Suite à cet incident, la C.P.E. convoque Anthony dans son bureau, en ma présence. Quand elle lui demande de s'expliquer, il ne veut rien dire. Il finit pas répéter qu'il n'aime pas le français et il avoue perturber le cours. C'est avec peine que la C.P.E. obtient de lui un engagement à faire des efforts. Il est invité à revenir avant les vacances de Pâques pour un bilan sur son comportement. Une fois l'élève sorti, la C.P.E. me dit que nous aurons du mal à obtenir des résultats avec lui.

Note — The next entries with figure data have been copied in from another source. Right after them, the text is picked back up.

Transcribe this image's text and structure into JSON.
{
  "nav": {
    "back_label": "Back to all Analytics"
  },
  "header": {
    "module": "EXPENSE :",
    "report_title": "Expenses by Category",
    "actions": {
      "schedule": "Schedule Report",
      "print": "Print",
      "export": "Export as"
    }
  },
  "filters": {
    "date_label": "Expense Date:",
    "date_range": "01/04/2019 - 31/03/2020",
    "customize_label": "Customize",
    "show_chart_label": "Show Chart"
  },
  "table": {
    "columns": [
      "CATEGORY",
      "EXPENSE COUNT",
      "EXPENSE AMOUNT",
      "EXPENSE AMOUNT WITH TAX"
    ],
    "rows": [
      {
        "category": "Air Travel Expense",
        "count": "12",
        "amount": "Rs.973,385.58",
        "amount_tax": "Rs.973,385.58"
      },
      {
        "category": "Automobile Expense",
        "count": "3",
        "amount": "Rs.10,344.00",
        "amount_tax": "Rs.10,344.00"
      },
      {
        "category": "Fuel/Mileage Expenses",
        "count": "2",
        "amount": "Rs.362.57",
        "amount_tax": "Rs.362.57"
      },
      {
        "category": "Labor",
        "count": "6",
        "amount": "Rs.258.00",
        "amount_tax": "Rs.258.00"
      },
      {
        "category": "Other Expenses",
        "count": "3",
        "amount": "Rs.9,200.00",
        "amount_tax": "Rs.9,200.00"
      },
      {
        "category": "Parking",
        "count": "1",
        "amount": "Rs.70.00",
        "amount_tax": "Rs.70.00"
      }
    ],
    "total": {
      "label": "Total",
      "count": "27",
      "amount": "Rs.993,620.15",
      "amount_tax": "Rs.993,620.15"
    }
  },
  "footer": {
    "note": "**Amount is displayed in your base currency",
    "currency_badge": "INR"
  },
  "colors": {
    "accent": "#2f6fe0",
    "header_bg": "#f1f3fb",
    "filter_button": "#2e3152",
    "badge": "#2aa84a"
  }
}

Malheureusement à ce jour, je n'ai trouvé aucune solution satisfaisante pour améliorer le comportement de cet élève. Face à ses provocations de plus en plus fortes, j'ai dû le faire convoquer par la principale pour une sanction plus lourde. Il a tendance à devenir agressif voire menaçant. Un gros travail est à faire pour le remettre à sa place et lui faire adopter une attitude positive. Il faut sans cesse le reprendre et le calmer devant l'ensemble de la classe afin que les autres ne soient pas tentés de suivre son exemple.

Le cas de Diani n'est pas simple non plus même si cette élève se calme quand on la sermonne. J'ai convoqué sa mère au début du mois de mars et lui ai expliqué que Diani avait régulièrement un comportement insolent et que si elle ne changeait pas d'attitude je ne pourrais plus me contenter de lui donner des avertissements ou des punitions. J'ai donné la parole à Diani qui n'était pas du tout intimidée et qui n'a pas hésité à être insolente avec moi devant sa mère. Je lui ai demandé de mieux se tenir et de prendre conscience du fait que si elle se trouvait ici, c'était précisément à cause de sa désinvolture. Cet entretien n'a rien changé à son comportement. J'ai donc fait convoquer Diani par la C.P.E. et je l'ai sanctionnée comme il était prévu en cas d'absence d'évolution.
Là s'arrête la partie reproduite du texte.